Delay-Robust Primal-Dual Dynamics for Distributed Optimization

TL;DR

This paper introduces a delay-robust continuous-time primal-dual gradient dynamics for distributed optimization, enhancing stability and performance under communication delays through auxiliary states and specific gain tuning.

Contribution

It proposes a novel delay-robust primal-dual dynamics with a gain matrix, along with linear matrix inequality conditions for stability under delays.

Findings

Improved delay robustness over standard PDGD.

Sufficient conditions for stability via LMIs.

Numerical example demonstrating enhanced performance.

Abstract

Continuous-time primal-dual gradient dynamics (PDGD) is an ubiquitous approach for dynamically solving constrained distributed optimization problems.

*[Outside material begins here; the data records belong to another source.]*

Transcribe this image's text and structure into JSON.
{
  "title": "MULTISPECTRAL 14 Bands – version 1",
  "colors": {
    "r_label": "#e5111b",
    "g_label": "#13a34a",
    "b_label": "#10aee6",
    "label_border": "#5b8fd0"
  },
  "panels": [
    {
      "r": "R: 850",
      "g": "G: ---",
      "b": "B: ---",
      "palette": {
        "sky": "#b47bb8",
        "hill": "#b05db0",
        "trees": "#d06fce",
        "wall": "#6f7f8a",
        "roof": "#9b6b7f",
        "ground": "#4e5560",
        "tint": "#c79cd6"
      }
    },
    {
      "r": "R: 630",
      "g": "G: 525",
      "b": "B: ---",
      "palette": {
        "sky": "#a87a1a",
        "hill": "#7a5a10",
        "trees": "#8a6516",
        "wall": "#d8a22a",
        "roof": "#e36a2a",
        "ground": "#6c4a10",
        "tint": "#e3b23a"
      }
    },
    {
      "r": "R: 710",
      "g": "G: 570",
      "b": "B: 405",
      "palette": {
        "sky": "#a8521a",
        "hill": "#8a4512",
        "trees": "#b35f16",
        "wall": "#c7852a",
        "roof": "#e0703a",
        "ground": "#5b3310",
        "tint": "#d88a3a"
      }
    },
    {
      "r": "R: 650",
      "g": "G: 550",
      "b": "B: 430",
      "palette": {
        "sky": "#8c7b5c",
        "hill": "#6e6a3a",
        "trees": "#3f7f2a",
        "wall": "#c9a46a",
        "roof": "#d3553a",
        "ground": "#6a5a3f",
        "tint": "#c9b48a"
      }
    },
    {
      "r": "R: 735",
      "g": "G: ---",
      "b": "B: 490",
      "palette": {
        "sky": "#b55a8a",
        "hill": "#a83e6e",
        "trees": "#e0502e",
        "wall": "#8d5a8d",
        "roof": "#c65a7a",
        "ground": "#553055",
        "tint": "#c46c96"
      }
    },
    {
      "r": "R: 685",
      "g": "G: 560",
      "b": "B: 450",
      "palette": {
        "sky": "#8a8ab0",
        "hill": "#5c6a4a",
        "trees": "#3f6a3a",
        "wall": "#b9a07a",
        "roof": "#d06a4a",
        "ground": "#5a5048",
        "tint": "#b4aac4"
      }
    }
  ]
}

Yet, the distributed nature of the dynamics makes it prone to communication uncertainties, especially time delays. To mitigate this effect, we propose a delay-robust continuous-time PDGD. The dynamics is obtained by augmenting the standard PDGD with an auxiliary state coupled through a gain matrix, while preserving the optimal solution. Then, we present sufficient tuning conditions for this gain matrix in the form of linear matrix inequalities, which ensure uniform asymptotic stability in the presence of bounded, time-varying delays. The criterion is derived via the Lyapunov-Krasovskii method. A numerical example illustrates the improved delay robustness of our approach compared to the standard PDGD under large, time-varying delays.